IV: What metrics are you paying attention to nationally in advance of the semester? 

PP: Absolutely. All the modeling we’ve done, we’ve been updating throughout the summer, as national statistics have changed. I’ll give you a very clear example which may be helpful –– by conforming to our original plan, of students being tested once a week: we’ve decided that it’s much safer to have them tested twice a week.

IV: At the tail end of the spring semester, as it became clear that the virus was going to be a problem locally, we saw an alarming rise in complaints of racist and menacing behavior, not necessarily towards Cornell students, but towards Asian people generally — I think it would be safe to guess that people locally are even more on edge than they were in March or April. What steps is the university taking to put the minds of locals at ease and to help avoid this sort of adversarial relationship between residents and students?

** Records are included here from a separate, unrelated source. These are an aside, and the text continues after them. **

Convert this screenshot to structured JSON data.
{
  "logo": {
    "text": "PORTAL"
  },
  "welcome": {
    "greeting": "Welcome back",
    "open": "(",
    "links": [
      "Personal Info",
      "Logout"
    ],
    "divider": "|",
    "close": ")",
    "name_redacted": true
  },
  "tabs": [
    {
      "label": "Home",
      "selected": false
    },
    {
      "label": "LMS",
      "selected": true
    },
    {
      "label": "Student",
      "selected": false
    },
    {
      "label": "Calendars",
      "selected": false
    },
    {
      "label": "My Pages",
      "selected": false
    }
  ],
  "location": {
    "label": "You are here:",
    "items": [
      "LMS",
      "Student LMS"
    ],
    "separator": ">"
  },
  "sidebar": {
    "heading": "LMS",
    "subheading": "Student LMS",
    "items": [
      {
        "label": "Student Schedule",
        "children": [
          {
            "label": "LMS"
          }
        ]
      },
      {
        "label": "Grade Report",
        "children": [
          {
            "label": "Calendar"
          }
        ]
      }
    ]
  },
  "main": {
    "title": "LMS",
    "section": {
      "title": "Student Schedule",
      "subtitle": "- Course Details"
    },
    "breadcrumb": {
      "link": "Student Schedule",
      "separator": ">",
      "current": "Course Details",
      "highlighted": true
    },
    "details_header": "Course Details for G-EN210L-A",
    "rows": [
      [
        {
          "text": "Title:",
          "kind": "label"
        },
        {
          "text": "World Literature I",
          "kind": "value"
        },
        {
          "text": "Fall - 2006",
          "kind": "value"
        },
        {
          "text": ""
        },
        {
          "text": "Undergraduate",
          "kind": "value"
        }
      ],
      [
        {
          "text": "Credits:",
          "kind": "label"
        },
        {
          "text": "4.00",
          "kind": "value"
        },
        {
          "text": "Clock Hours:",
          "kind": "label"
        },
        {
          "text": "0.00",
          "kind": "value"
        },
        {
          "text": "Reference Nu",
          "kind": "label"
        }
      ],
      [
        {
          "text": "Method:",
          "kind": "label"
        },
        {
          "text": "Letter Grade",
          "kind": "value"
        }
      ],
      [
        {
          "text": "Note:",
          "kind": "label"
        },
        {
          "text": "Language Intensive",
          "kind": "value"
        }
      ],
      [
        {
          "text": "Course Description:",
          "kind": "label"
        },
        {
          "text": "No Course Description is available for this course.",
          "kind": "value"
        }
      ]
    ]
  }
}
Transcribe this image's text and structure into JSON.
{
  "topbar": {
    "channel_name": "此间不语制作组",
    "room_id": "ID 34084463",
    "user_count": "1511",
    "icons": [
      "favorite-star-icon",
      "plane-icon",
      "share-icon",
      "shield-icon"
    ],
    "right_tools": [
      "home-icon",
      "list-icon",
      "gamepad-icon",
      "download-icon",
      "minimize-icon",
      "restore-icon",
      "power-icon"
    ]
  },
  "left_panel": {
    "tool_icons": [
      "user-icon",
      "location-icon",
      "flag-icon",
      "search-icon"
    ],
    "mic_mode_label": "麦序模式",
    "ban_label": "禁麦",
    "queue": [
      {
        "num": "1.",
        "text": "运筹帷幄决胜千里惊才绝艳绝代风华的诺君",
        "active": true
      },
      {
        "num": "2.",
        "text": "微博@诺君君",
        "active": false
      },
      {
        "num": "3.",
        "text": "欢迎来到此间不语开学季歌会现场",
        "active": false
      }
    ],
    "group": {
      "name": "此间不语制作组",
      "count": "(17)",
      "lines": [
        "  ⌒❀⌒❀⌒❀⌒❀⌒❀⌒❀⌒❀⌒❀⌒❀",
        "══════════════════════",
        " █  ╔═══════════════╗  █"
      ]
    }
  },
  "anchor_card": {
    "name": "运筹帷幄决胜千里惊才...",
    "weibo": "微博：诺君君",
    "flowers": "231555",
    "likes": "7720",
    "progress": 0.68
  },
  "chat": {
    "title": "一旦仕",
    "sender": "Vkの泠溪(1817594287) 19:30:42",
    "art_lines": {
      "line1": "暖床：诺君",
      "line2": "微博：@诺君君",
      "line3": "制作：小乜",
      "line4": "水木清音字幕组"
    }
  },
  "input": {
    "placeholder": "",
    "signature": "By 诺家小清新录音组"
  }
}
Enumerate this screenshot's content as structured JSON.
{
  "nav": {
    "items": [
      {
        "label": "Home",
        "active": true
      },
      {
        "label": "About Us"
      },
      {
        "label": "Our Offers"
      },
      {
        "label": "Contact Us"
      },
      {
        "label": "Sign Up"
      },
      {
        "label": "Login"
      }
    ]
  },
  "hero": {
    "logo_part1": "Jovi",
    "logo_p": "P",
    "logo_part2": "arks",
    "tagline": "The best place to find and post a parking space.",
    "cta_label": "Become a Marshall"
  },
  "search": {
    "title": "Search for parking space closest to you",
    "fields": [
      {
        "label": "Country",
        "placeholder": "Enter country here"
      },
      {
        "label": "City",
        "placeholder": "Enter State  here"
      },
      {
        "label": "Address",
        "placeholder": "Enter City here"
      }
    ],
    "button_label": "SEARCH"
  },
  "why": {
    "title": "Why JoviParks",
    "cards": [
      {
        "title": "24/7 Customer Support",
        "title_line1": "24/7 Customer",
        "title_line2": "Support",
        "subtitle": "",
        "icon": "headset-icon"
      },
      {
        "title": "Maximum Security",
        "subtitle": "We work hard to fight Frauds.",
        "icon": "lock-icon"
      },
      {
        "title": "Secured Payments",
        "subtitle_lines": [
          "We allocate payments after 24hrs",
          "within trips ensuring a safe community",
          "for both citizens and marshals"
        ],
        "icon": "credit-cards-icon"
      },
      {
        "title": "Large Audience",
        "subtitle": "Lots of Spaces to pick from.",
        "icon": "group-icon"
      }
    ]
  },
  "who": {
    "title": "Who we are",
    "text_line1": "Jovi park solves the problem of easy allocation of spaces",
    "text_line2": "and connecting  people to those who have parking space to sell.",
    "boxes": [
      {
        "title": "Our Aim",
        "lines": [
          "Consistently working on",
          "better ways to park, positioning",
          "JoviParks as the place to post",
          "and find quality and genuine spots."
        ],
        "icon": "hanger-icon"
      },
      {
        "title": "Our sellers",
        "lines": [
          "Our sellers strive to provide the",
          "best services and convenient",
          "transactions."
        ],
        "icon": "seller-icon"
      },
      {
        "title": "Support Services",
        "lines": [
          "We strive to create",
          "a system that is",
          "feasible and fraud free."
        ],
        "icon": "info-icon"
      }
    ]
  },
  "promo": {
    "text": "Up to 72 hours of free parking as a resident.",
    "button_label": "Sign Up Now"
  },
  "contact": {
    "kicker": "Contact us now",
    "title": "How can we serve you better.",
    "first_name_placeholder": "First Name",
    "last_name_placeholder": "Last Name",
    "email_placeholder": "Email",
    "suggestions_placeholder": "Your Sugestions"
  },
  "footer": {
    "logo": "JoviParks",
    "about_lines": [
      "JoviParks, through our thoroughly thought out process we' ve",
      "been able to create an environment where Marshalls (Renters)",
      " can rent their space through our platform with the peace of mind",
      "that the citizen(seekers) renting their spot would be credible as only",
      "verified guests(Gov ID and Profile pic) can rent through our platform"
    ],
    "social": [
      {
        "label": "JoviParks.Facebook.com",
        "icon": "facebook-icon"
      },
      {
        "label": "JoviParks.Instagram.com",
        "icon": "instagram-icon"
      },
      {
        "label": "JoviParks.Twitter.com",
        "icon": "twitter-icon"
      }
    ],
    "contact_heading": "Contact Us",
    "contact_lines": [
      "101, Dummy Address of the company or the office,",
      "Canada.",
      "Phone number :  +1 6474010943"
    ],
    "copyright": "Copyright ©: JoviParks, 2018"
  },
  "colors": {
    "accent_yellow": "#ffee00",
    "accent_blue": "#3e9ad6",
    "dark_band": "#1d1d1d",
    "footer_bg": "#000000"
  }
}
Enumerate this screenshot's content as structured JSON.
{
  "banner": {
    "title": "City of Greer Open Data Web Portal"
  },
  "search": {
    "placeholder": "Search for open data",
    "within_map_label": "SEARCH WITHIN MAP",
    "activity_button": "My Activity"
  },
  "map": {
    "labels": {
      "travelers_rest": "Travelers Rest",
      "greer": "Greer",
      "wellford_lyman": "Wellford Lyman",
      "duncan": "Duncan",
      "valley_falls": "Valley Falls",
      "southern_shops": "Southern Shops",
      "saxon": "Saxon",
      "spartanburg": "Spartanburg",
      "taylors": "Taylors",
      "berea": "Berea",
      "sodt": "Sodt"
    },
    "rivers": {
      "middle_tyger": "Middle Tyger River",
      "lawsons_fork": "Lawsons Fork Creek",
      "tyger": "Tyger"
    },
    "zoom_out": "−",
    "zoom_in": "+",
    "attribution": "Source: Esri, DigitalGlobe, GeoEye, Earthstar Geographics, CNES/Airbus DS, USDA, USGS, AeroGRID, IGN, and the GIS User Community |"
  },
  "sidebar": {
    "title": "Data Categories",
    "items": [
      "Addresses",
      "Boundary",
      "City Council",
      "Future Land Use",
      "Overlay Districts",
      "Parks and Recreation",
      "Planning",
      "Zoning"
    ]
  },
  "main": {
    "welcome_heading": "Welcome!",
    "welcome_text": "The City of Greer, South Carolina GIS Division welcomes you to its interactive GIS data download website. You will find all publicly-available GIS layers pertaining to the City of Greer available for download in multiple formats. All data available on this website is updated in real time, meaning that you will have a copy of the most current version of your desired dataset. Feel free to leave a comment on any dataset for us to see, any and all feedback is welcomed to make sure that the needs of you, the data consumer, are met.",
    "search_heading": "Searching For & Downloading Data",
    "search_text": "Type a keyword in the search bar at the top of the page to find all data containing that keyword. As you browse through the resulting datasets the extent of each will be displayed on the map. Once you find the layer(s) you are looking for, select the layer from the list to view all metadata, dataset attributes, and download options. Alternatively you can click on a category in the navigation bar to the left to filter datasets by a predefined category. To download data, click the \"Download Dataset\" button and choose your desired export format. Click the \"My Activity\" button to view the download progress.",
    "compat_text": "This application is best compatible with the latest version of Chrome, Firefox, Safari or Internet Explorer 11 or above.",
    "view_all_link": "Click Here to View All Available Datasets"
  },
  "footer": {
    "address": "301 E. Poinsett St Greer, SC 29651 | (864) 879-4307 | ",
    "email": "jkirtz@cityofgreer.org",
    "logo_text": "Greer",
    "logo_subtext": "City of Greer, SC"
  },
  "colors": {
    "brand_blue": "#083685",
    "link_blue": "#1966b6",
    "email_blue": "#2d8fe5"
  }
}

PP: Having an environment that is inclusive and welcoming and appropriately diverse has always been one of my priorities since I started as president. With the killing of George Floyd, of course, the focus has been on the experiences of Black students. But that doesn’t mean that we’ve turned away from the experiences of and the attitudes towards all of our students. And I think it’s just part of the broader Cornell ethos to address these issues head-on and tackle them head-on. We have a number of staff who work in student life and elsewhere whose focus this is. I have on my senior leadership team, someone who focuses on this. And it will continue to be central to everything we do.